Haha, even less effective than I expected but enjoyed the read nonetheless.
I think if you have the luxury of assuming every token is a dictionary word, you can do much better by simply encoding each word as its index in the dictionary. Using the pidgeonhole principle, you can probably prove that this is at least as good as the autocorrect approach no matter how sophisticated the autocorrect is.
There once was a group of old friends who would get together on a regular basis for social interaction, telling stories and making jokes. As these folks aged, they ended up telling pretty much the same old stories and jokes again and again until they reached the point where they just assigned a number to each.
Decades later, they would gather and sit in silence for long periods until one or the other of them would just say something like "47" and all the other would laugh.
I’m not so sure it’s “at least as good” as sophisticated autocorrect. If you have a sufficiently advanced prediction model, it seems to me that you could make better guesses on context, which might, just by chance, outperform this approach. If you narrowed it down to only words that matches using this approach, but still used some kind of prediction based on context to pick which, I’d expect it to likely perform much better.
I don’t expect that would work. It would compress long words, but most short words would be encoded with numbers longer than the word themselves, and those typically make up most of the words.
The trick is to encode the numbers in binary, not plaintext. But still you'd probably want to use a Huffman coding rather than plain indexes so that the common words are shorter.
> I think if you have the luxury of assuming every token is a dictionary word, you can do much better by simply encoding each word as its index in the dictionary.
It's the standard pool/index tradeoff : instead of storing an array of possibly-duplicate objects, you simply store all unique objects once in a pool and store the array as an array of references into that pool.
You win if the original array of duplicate objects was so long or so duplicated that replacing it with references into the pool is a worthwhile reduction. The objectSize/indexSize ratio also plays some role.
The vast majority of text objects anybody generates won't exceed 4MB though. 4MB is 4 million ascii/utf8 characters, if we assume a typical word in English is 4 characters for simplicity, that's 1 million words without spaces.
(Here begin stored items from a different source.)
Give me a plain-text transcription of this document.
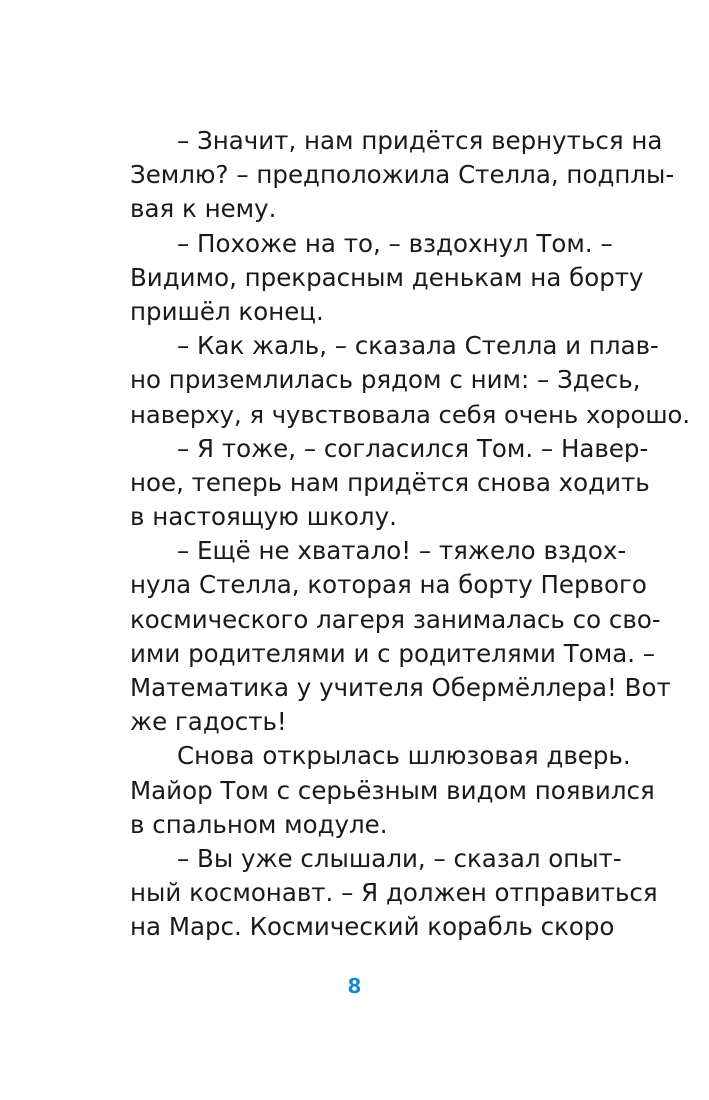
– Значит, нам придётся вернуться на
Землю? – предположила Стелла, подплы-
вая к нему.
– Похоже на то, – вздохнул Том. –
Видимо, прекрасным денькам на борту
пришёл конец.
– Как жаль, – сказала Стелла и плав-
но приземлилась рядом с ним: – Здесь,
наверху, я чувствовала себя очень хорошо.
– Я тоже, – согласился Том. – Навер-
ное, теперь нам придётся снова ходить
в настоящую школу.
– Ещё не хватало! – тяжело вздох-
нула Стелла, которая на борту Первого
космического лагеря занималась со сво-
ими родителями и с родителями Тома. –
Математика у учителя Обермёллера! Вот
же гадость!
Снова открылась шлюзовая дверь.
Майор Том с серьёзным видом появился
в спальном модуле.
– Вы уже слышали, – сказал опыт-
ный космонавт. – Я должен отправиться
на Марс. Космический корабль скоро
8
A quick Google search for "Novel that is 1 million words" yields the fact that this is twice the word count of Lord of the Ring and the word count of the first 3 A Song of Ice and Fire (Game of Thrones) books. Accounting for whitespace, longer common words, and inefficient encoding schemes would bring that overestimate down to, what, 150K words? a 300-page or 600-page book (depending on the spacing) according to Google, still massive.
I see it only working where there's massive pooling, like you say. An OS or a tool provides a known dictionary service and you call into it with a text string and get back an array of indices that you can then decode with another call. That amortizes the dictionary cost among all possible uses of the service, which is a lot if it's a standard well-known service. Another scenario is perhaps in a database\cloud storage\social media, any single text object might be small but the total text they store overall is massive.
Except that the corpus doesn't need to be stored as part of the compressed message, and can be considered part of the compression algorithm. It increases the size of the decoder by ~4MB, but doesn't increase the size of each message.
The autocorrect system might be able to do better if it had an understanding of grammar and proper english like GPT3, and could actually fill in missing words, replace words, etc
I think if you have the luxury of assuming every token is a dictionary word, you can do much better by simply encoding each word as its index in the dictionary. Using the pidgeonhole principle, you can probably prove that this is at least as good as the autocorrect approach no matter how sophisticated the autocorrect is.